A identificação projetiva é uma fantasia inconsciente, mas diferente do conceito de projeção que implica em livrar-se de conteúdos; ela implica em livrar-se também de partes funcionais do ego, como por exemplo, da capacidade de pensar, e implica ainda em alcançar o objeto transformando-o.
Todavia, aonde isso tudo se aplica na compreensão do humor? Muito simples, o humor é fruto da nossa identificação projetiva mais enraizada no inconsciente, muito proximal ao sistema dinâmico que promove a nosso sensoriamento sexual, portanto, é guarnecido  com os mais complexos sistemas defensivos da mente.
O nosso humor nasce, principalmente, alicerçado nas contra-transferências negativas, que nada mais são do que a impermeabilização das nossas transferências. Exemplo: Você, quando criança, estava assistindo a uma novela com a sua mãe, de repente surgi uma cena de sexo e então você se sentiu estranhamente incomodado. O fato de você se sentir estranho com aquela situação é consequencia do ato de contra-transferencia negativa que você sofreu, pois você sabia o que era sexo, tinha uma certa impressão do assunto (transferencia), porém, sua mãe não falava do assunto com muita naturalidade e frequencia (contra-transferencia) e você entendeu que aquele assunto era meio delicado (contra-transferencia negativa). Esse e muitos outros assuntos sofreram o ato de contra-transferencia negativa, e foram protegidos por um rígido mecanismo de proteção à sua saúde mental.
Contudo, quando o seu subconsciente percebe uma falha ou a ausência do sistema de contra-transferencia negativa, ele imediatamente libera para o meio a sua impressão de determinado tema e isso é feito através do riso. É por isso que achamos tanta graça das piadas "sujas" ou que envolvam sexo, pois o nosso inconsciente aproveita a "permissão" para falar do assunto e relaxa, fazendo-o por meio de boas gargalhados.
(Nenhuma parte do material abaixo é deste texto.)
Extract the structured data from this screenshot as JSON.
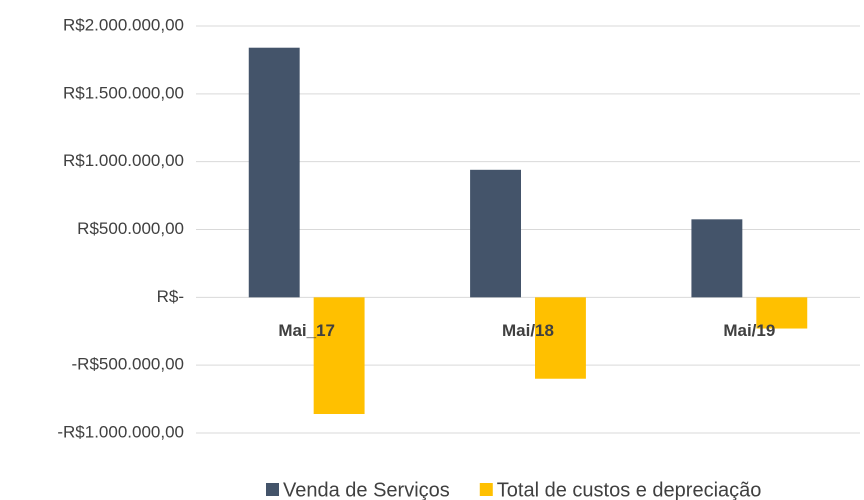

Então, como foi dito no inicio pelo nosso filósofo Vladimir Jankélévitch: "O humor é a evasão da má consciência pela liberdade", isto quer dizer que o que antes era julgado como resíduos psicológicos de inacessibilidade ao meio, devido aos inúmeros ataques de contra-transferencias negativas do meio, agora tem a liberdade de serem expostos.